Liver fibrosis, as one of the leading causes of liver‐related morbidity and mortality, has no Food and Drug Administration (FDA)‐approved antifibrotic therapy yet. Although microRNA‐29b (miRNA‐29b) and microRNA‐122 (miRNA‐122) have great potential in treating liver fibrosis via regulating profibrotic genes in hepatic stellate cells (HSCs), it is still a challenge to achieve a HSC‐targeted and meanwhile noninvasively trackable delivery of miRNAs in vivo.

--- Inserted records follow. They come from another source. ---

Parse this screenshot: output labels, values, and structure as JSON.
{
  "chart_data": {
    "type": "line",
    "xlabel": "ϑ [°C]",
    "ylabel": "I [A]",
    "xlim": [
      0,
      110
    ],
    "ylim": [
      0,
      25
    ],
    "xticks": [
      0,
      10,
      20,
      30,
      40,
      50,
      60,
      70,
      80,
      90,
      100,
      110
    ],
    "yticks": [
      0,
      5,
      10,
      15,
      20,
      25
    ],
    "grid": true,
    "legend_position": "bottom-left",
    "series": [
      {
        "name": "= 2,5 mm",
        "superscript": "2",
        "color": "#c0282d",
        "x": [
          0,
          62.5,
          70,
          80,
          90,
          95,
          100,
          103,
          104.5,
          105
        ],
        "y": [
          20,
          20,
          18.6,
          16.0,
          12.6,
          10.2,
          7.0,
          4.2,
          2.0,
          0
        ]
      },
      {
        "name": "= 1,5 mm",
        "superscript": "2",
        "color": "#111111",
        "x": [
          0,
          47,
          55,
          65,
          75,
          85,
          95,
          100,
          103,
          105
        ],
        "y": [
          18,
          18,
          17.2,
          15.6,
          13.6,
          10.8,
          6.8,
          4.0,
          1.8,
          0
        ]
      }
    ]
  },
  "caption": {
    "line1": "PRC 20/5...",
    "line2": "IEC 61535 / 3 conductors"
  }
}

Herein, a pH‐sensitive and vitamin A (VA)‐conjugated copolymer VA–polyethylene glycol–polyethyleneimine–poly(N‐(N′,N′‐diisopropylaminoethyl)‐co‐benzylamino) aspartamide (T‐PBP) is synthesized and assembled into superparamagnetic iron oxide (SPIO)‐decorated cationic micelle for miRNA delivery. The T‐PBP micelle efficiently transports the miRNA‐29b and miRNA‐122 to HSC in a magnetic resonance imaging‐visible manner, resulting in a synergistic antifibrosis effect via downregulating the expression of fibrosis‐related genes, including collagen type I alpha 1, α‐smooth muscle actin, and tissue inhibitor of metalloproteinase 1. Consequently, the HSC‐targeted combination therapy with miRNA‐29b and miRNA‐122 demonstrates a prominent antifibrotic efficacy in terms of improving liver function and relieving hepatic fibrosis.